Extreme cold temperatures that struck North America the week of January 6 caused fluctuations in energy prices that energy statisticians said were unprecedented.
The East Coast was hit particularly hard, with power grid operators in the region struggling to maintain reliable service during a cold snap that killed at least nine people. Even states like Texas and Florida were not spared the cold, which disrupted the operation of power grids and triggered price spikes.
The frigid weather caused price spikes with congestions prices that swung $800 in either direction in the Midcontinent Independent System Operator (MISO) region, according to Kentucky-based private energy analysis firm Genscape.
The Energy Information Administration (EIA) reported that spot power prices January 7 in the Mid-Atlantic region were the highest in the nation, at $268.84/MWh. This is a jump of more than 115 percent from January 6.
Temperatures in and around major East Coast cities have been hovering in the mid-teens, with gusty winds of up to 20 miles per hour chilling electricity customers and causing them to run to their thermostats.
EIA data showed New England's spot power prices ranking second-highest in the U.S. at $228.90/MWh. New York came in third place at $224.84/MWh.
The Midwest, which shivered through some of the worst of the cold but which had fewer high-population load centers than the East Coast, ranked fourth with spot power prices of $76.62/MWh.

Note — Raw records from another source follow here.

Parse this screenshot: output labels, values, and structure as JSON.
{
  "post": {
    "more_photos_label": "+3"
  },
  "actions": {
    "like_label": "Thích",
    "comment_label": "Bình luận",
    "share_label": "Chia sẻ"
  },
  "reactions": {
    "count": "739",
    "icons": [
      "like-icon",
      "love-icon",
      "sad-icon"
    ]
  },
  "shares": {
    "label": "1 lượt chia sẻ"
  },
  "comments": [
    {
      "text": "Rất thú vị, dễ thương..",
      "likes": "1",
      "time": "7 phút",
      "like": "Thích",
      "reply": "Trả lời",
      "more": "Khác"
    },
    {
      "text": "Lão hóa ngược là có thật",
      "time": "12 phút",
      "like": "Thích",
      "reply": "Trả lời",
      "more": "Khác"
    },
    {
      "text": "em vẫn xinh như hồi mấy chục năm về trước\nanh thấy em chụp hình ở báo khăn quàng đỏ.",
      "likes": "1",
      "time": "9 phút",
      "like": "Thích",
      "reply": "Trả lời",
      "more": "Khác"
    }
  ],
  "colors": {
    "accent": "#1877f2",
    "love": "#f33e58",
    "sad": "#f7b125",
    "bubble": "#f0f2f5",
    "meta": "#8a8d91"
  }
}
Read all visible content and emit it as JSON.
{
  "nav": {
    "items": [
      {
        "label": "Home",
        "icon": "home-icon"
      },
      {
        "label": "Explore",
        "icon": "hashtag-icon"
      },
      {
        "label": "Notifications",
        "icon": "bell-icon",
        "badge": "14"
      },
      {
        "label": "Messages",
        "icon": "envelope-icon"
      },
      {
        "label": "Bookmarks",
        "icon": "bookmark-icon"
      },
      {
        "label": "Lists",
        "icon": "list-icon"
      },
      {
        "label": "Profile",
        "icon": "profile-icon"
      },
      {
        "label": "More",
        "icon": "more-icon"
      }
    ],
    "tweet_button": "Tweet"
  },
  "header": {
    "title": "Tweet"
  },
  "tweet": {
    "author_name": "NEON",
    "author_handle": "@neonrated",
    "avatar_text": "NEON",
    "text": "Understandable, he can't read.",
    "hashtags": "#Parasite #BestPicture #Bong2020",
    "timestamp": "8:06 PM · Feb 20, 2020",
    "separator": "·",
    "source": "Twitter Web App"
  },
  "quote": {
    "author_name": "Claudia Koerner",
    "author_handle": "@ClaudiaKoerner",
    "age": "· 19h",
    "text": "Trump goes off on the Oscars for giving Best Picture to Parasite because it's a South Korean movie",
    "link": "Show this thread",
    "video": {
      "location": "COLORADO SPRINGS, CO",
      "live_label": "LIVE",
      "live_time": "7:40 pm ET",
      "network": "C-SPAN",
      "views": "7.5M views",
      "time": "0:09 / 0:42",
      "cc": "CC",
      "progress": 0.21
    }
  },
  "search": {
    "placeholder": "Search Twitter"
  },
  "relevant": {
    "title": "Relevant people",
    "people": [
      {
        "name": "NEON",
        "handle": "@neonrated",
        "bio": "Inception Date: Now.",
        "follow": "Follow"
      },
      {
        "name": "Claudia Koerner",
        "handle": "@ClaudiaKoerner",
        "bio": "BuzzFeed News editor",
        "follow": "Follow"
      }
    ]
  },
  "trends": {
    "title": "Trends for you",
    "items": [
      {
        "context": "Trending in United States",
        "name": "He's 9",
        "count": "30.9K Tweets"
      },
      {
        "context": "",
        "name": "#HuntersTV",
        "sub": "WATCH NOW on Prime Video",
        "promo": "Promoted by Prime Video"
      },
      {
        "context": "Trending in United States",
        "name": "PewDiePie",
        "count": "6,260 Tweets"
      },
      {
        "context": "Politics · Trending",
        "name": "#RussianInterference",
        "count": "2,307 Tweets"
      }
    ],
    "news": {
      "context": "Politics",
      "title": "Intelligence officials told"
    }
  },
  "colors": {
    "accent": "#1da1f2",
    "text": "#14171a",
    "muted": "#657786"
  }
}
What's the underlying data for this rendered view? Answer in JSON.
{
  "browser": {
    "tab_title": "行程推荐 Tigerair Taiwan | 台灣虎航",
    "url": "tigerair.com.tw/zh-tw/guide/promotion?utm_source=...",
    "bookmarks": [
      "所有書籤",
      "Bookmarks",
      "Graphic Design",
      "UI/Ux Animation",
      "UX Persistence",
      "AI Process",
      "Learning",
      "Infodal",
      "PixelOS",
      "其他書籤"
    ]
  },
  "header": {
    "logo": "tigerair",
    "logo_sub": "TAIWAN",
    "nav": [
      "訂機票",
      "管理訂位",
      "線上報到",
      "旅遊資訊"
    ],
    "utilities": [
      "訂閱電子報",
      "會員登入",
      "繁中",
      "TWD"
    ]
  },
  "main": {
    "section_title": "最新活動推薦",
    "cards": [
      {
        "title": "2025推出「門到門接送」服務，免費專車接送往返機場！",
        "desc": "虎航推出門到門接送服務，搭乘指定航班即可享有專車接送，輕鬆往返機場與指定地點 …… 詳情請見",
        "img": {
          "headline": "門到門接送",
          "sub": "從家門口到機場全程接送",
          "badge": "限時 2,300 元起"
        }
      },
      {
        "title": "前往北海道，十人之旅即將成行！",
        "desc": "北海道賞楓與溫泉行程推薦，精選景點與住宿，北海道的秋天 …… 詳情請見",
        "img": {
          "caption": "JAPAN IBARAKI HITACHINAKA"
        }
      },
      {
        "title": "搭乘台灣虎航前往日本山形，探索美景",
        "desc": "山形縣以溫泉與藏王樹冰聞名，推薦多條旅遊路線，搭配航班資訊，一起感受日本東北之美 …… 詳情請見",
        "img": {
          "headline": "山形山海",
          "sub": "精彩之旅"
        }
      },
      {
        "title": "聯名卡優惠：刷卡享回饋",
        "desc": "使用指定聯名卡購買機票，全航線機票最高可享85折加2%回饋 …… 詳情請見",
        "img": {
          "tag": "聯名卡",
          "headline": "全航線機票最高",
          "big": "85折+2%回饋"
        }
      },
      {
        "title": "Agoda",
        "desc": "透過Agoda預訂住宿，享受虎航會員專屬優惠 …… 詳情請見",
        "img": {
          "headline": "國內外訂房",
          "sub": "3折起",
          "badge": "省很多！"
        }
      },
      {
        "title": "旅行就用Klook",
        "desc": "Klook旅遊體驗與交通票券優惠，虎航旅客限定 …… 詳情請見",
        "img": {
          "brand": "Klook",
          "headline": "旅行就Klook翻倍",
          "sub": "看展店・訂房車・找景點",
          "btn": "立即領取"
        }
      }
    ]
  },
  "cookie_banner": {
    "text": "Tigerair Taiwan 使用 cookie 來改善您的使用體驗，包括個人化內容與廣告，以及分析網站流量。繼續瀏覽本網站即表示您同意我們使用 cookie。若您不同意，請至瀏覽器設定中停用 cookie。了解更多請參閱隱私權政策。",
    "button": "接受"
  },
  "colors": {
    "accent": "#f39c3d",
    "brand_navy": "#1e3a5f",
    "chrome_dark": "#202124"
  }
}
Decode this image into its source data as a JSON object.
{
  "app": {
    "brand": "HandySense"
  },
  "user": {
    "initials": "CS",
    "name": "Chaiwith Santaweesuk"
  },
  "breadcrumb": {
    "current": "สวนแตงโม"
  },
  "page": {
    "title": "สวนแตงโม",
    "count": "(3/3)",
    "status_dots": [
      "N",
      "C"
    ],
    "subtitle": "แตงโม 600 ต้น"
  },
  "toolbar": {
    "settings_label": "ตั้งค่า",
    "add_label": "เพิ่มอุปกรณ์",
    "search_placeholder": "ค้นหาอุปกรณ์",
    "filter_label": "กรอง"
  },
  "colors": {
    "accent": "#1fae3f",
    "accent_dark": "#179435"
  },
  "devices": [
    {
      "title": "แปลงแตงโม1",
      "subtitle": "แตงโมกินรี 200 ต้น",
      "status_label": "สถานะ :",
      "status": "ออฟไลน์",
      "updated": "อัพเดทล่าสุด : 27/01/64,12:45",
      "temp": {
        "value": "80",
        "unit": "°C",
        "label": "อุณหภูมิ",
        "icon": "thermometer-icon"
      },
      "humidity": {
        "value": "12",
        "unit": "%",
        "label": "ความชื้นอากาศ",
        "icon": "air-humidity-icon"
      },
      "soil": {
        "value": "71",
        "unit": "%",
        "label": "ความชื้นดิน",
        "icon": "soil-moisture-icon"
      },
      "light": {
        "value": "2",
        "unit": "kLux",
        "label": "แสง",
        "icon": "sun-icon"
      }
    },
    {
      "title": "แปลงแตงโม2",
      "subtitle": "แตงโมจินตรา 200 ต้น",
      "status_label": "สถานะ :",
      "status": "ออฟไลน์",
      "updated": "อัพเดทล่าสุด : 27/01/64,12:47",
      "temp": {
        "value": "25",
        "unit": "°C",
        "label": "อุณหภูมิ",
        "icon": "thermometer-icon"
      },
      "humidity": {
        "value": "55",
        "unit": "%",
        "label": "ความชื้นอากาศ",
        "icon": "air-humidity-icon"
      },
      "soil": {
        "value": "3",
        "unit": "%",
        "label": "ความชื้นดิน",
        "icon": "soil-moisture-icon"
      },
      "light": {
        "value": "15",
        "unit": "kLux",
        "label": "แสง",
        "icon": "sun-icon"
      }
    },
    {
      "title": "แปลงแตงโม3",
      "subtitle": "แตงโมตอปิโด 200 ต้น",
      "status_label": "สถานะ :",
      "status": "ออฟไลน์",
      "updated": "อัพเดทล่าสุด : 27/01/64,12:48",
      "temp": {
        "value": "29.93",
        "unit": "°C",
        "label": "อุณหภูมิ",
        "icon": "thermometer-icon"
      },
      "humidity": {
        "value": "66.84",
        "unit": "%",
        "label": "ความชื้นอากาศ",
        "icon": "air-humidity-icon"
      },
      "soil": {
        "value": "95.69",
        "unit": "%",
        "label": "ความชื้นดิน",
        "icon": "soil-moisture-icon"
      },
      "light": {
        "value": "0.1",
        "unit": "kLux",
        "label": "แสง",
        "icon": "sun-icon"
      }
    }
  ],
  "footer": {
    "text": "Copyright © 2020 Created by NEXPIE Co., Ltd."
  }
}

The PJM Interconnection issued its highest alert during the cold snap, and the Electric Reliability Corporation of Texas (ERCOT) called up its demand response resources to stave off rolling blackouts as cold temperatures in that state caused two power plants to trip offline.
For Florida Power & Light (FPL), this cold snap represented the utility's first cold temperatures of 2014. In response, the utility activated its cold-weather plan, which includes adjusting equipment settings at its nearly 600 substations to handle the increased demand for electric service.